Weil Ernst Wiechert den inhaftierten Pastor Martin Niemöller unterstützte und sich weigerte, an den Wahlen zum ‚Anschluss‘ Österreichs teilzunehmen, wurde er 1938 von der Gestapo verhaftet. Nach einer Haftstrafe im Gefängnis Stadelheim in München, die er am 6. Mai antrat, war er vom 4. Juli bis zum 26. August 1938 im Konzentrationslager Buchenwald inhaftiert, wo er die Häftlingsnummer 7188 erhielt. In Buchenwald war Wiechert im Steinbruchkommando, in der Strumpfstopferei und in der Häftlingsbücherei eingesetzt; auf Grund seiner Prominenz wurden ihm aber gewisse Vorrechte und Erleichterungen zuteil. Nach seiner Entlassung nach acht Wochen aus dem KZ Buchenwald wurde er vom 26. bis 30. August in das Gestapo-Gefängnis nach Berlin verbracht, da Goebbels ihn zu einem Gespräch zitierte, um ihm eine „letzte Warnung“ (zit. nach Pleßke 2014, S. 25), wie es in den Tagebüchern des Propagandaministers heißt, auszusprechen: „Ich lasse mir den Schriftsteller Wiechert aus dem K.Z. vorführen und halte ihm eine Philippika, die sich gewaschen hat.
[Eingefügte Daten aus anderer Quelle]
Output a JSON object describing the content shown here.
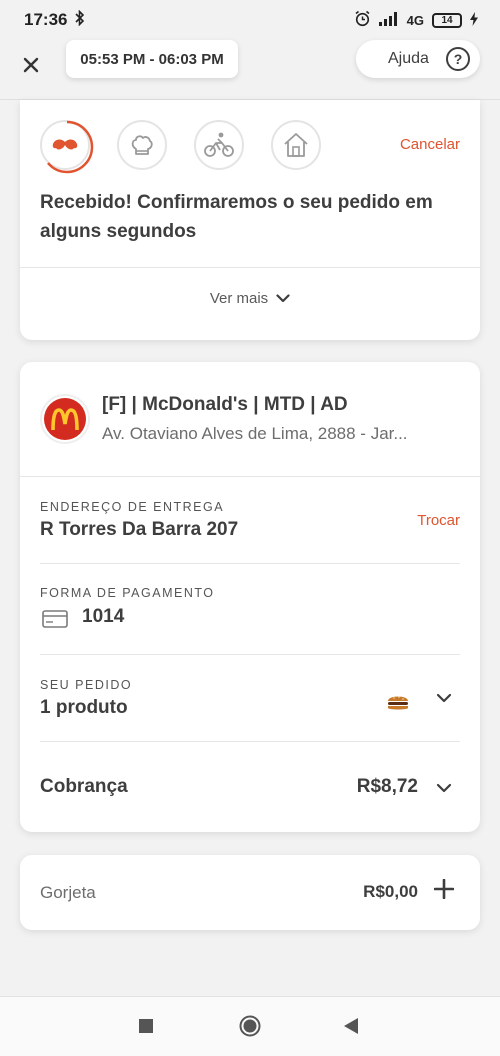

Ich dulde auf dem von mir betreuten Gebiet keine Bekenntnisfront. Ich bin in bester Form und steche ihn geistig ab! Eine letzte Warnung! Darüber lasse ich auch keinen Zweifel. […] Hinter einem neuen Vergehen steht nur die physische Vernichtung. Das wissen wir nun beide“ (ebd.). Wiechert wurde daraufhin zwar entlassen und kehrte auf den Hof Gagert zurück, stand aber bis 1945 unter ‚Gestapoaufsicht‘. Er lebte zurückgezogen in der ‚inneren Emigration‘ und sprach nur selten öffentlich. Da er weiterhin Mitglied der Reichsschrifttumskammer bleiben durfte und auf keiner Liste der verbotenen oder unerwünschten Literaten geführt wurde, legte er 1939 mit „Das einfache Leben“ einen Roman vor, in dem er sich auf Naturbeschreibungen beschränkte und so ein Gegenbild zum NS-Terror entwarf; des Weiteren erschienen Neuauflagen seiner bisherigen Bücher. 1945 trat er mit einer erneuten „Rede an die deutsche Jugend“ an die Öffentlichkeit, in der er an seine früheren Reden anknüpfte, was jedoch kontrovers diskutiert wurde. Wegen zahlreicher Auseinandersetzungen mit anderen Schriftstellern – unter anderem mit der Gruppe 47 – sowie der von ihm geäußerten Kritik an den Deutschen, sie hätten nicht genug gegen das NS-Regime getan, entschied sich Wiechert, 1948 in die Schweiz zu emigrieren. Dort ließ er sich auf dem Rütihof bei Uerikon nieder. Ab 1949 folgten bis zu seinem Tod verschiedene Vortragsreisen in die USA und die Niederlande sowie nach Österreich.

Quellen:

  • Ehrke-Rotermund, Heidrun: „Wiechert, Ernst“. In: Kühlmann, Wilhelm (Hg.): Killy Literaturlexikon. Autoren und Werke des deutschsprachigen Kulturraumes, Band 12. Berlin/Boston 2011, S. 382f.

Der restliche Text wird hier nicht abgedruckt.